In the early 70’s, as assistant to the president and product manager for a small, NYSE-listed business machines company, I traveled to Tokyo to teach our Japanese affiliate how to sell our new product, the world’s first high-speed, commercial fax machine. I was 27.
My introductory talk was to 60 men, all of whom leaned forward in their chairs, taking notes of my wise words…and everything else I said, too. Many did not speak English, so a man stood on the side, translating after each sentence. Once I got comfortable with the start-stop cadence, I began to work my crowd, raising and lowering my voice, pausing for effect, and gesticulating with intent and drama. Japanese reserve made it difficult for me to assess the effectiveness of the translator’s attempts to imitate my stylings. Nonetheless, just as I was advancing from Product Features/Benefits to Qualifying Customers, a witticism rose over my mind’s horizon. I had a moment of doubt—what if the translator couldn’t tell a joke?—but impulse trampled reason, and I began the ascent (descent?) into humor.

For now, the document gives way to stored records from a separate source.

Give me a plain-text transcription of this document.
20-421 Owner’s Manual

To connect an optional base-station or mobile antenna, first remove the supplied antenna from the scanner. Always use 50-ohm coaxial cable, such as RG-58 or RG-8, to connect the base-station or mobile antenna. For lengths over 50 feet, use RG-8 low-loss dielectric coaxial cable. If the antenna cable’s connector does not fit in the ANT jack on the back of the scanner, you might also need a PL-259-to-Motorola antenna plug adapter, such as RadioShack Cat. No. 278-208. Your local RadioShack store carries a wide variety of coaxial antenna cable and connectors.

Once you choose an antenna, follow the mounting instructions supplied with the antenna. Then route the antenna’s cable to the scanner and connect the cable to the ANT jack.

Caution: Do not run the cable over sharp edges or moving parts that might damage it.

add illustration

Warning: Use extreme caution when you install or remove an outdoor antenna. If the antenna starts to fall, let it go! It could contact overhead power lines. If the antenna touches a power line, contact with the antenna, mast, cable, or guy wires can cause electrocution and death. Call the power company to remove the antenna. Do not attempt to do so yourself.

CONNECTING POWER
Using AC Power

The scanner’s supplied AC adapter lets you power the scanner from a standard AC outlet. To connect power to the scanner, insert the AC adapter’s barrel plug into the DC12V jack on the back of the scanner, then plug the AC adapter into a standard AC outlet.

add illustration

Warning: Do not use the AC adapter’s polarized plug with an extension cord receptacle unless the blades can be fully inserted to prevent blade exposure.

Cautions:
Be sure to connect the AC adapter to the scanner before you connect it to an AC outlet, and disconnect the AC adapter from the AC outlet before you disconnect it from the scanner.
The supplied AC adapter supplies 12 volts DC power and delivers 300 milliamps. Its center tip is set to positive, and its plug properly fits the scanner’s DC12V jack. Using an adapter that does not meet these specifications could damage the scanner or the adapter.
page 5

The translator handled the set up well, even raising his eyebrows as I did when wonder was called for. But when I delivered the punch line, he looked at me briefly, paused, spoke rapidly for a sentence or two, paused again, and then resumed his usual pacing.
There was a brief silence, during which I suspected that my joke was a cross-cultural dud. This terrifying pause was, however, immediately followed by much laughing and clapping. I smiled appreciatively and completed my talk to great applause. I made a special effort to thank my translator for his work, especially noting his ability to do stand up.
Days later I learned that the translator had said, “I believe that our speaker is now telling a joke. I do not understand. When I tell you, please, all laugh loudly.”